Incendiary, by Chris Cleave

Because we had a problem with the book we had picked for February and only three weeks in which to read, Noel Conversations decided to try something different this month: each of us is choosing a book written by an author the group has previously read and we'll see what kind of discussion we can generate.

So, because (as I've mentioned more than once on this blog) I absolutely loved Little Bee, I picked Chris Cleave's first novel, Incendiary. Incendiary is structured as a long letter written to Osama bin Laden by a young working class British woman whose husband and four-year-old son were killed in a terrorist bombing at a soccer match. Even before the bombing, the unnamed narrator was a nervous woman (in part because she spends many hours waiting for her "copper" husband to come home from defusing bombs), who calms herself with such activities as alphabetizing the food in her freezer and having sex with men she meets in bars. In fact, when the fatal bomb goes off, she is watching the soccer match on television while having sex with Jasper, a journalist who lives in an upscale development across the street from her block of flats.

In a panic, the narrator convinces Jasper to drive her to the stadium, where she is seriously injured trying to run into the stadium to search for "her chaps." After two months in the hospital, she returns to her flat and manages to get a job working for the anti-terrorism task force at Scotland Yard (making tea and filing). She becomes involved in an affair with her married supervisor, but Jasper and his "posh" and annoying girlfriend Petra, a style editor at his newspaper, continue to come in and out of her life as well. Both Jasper and the narrator are having serious post-traumatic stress, as is the narrator's lover. When her lover makes a startling revelation, both the narrator and Jasper spiral out of control. I won't say more about the plot because the spiral of surprising and horrifying events is an essential part of the reading experience. I will note, however, that while the book is very dark, there is also humor, as in a scene when the narrator pukes on Prince William's shoes during a hospital visit.

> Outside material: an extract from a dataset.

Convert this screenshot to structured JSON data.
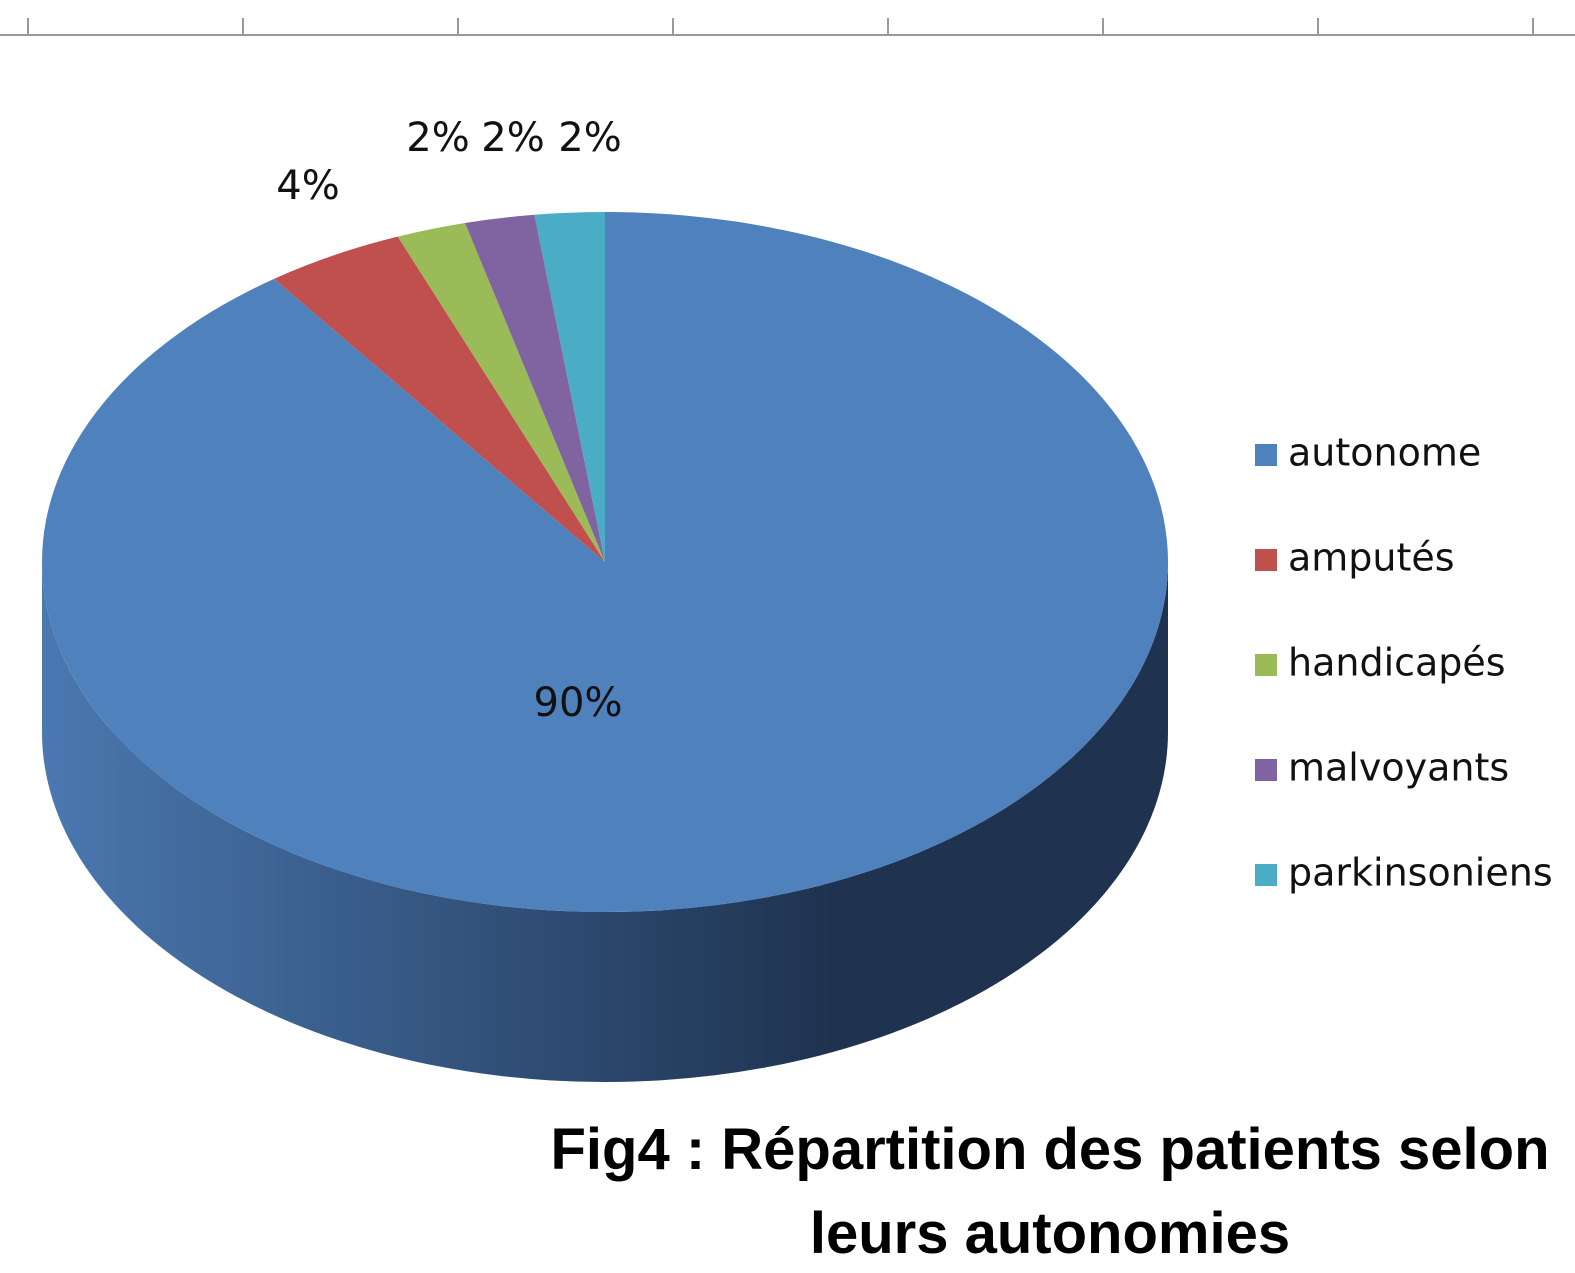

Cleave's novel is certainly a dark exploration of the effects of violence and tragedy on individual lives, but it is also a commentary on class and on how the UK (and by extension the US) response to terrorism has undercut the foundations of our democracies. While not as beautifully written as Little Bee (this narrator lacks Little Bee's lyricism) or as complexly structured, Incendiary is an equally troubling and thought-provoking work. I know I will not soon forget the narrator's pain, even though I don't know her name.

Favorite passages:
I'm going to write so you can look into my empty life and see what a human boy really is from the shape of the hole he leaves behind.

Boy is a good smell it is a cross between angels and tigers.

London is a city built on the wreckage of itself Osama. It's had more comebacks that The Evil Dead. It's been flattened by storms and flooded out and rotted with plague. Londoners just took a deep breath and put the kettle on. . . .London's like me it's too piss poor and ignorant to know when it's finished. That morning when I looked down at the sun rising through the docklands I knew it for sure. I am London Osama I am the whole world. Murder me with bombs you poor lonely and I will only build myself again and stronger. I am too stupid to know better. I am a woman built on the wreckage of myself.

I know you are a clever man Osama much brighter than me and I know you have a lot of things to get done but you ought to be able to get it done with love that's my whole point. Love is not surrender Osama love is furious and brave and loud you can hear it in the noise my boy is making right now while he plays.